Alors que nous nous apprêtons à célébrer les 170 ans de l’abolition de l’esclavage, le regard que Césaire porte sur ce passé est précieux. Il indique comment un progrès se tisse. Pour lui l’abolition a été permise par le « concours » de « la volonté d’un peuple » et « l’inflexible lucidité d’une politique ». Tout son héritage se retrouve dans cette formule, lui qui aura consacré autant à l’idéal qu’à l’action.

Le 27 avril 1948, lors du centenaire du décret Schœlcher, Césaire expliquait que la portée de l’abolition était telle qu’elle éclipsait les autres apports de la Révolution : « De 1848 (…) que reste-t-il ? (…) rien ne subsiste, rien (…) sinon  la suppression de cette institution qu’une barbarie civilisée avait pendant deux siècles, instaurée et maintenue sur le continent américain : l’esclavage des noirs ».

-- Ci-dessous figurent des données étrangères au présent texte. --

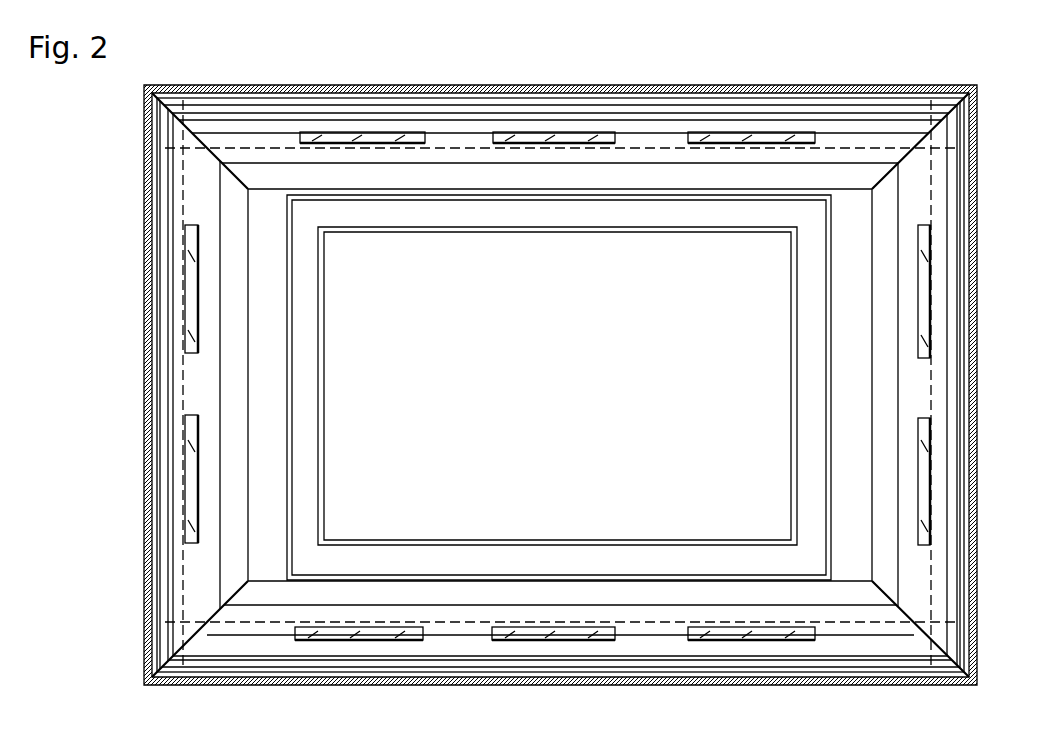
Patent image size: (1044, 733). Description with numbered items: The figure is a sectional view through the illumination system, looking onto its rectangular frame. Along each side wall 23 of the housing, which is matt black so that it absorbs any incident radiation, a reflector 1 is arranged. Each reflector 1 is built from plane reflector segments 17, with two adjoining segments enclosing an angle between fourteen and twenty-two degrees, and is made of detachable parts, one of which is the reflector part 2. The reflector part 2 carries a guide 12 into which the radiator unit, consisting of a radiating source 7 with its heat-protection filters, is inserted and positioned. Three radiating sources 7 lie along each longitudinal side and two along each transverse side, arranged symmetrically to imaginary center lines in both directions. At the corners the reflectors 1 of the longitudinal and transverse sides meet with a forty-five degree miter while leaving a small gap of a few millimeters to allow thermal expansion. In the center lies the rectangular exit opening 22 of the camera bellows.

Dans le même discours, Aimé Césaire rend hommage à la fraternité du peuple de la Révolution : « Celui qui végétait dans les caves, sans feu, sans viande, souvent sans pain mais qui au plus fort de sa misère trouvait dans ses souffrances mêmes, assez de grandeur, assez de générosité, pour adresser une pensée d’affectueuse solidarité à d’autres plus opprimés que lui ».

Le dépassement de soi, l’altruisme, le désintéressement, la lutte acharnée pour l’émancipation des opprimés au sein de la République, voici une constante de la vie d’Aimé Césaire que je retiendrai.  Tous ceux qui ont eu la chance de travailler avec lui à la Mairie de Fort-de-France me témoignent encore de son engagement quotidien pour les déshérités, les démunis, les délaissés.

La figure d’Aimé Césaire, dont nous célébrons la mémoire en ce 17 avril, est un profond motif de fierté pour tous les martiniquais, tous les ultramarins, tous les Français.

Elle est une leçon d’engagement, de passion pour la liberté, de passion pour une République universelle.

Elle est enfin un motif inextinguible de confiance. Face aux menaces qui assombrissent notre époque, son message nous enjoint d’espérer, car « il n’est pas question de livrer le monde aux assassins d’aube ».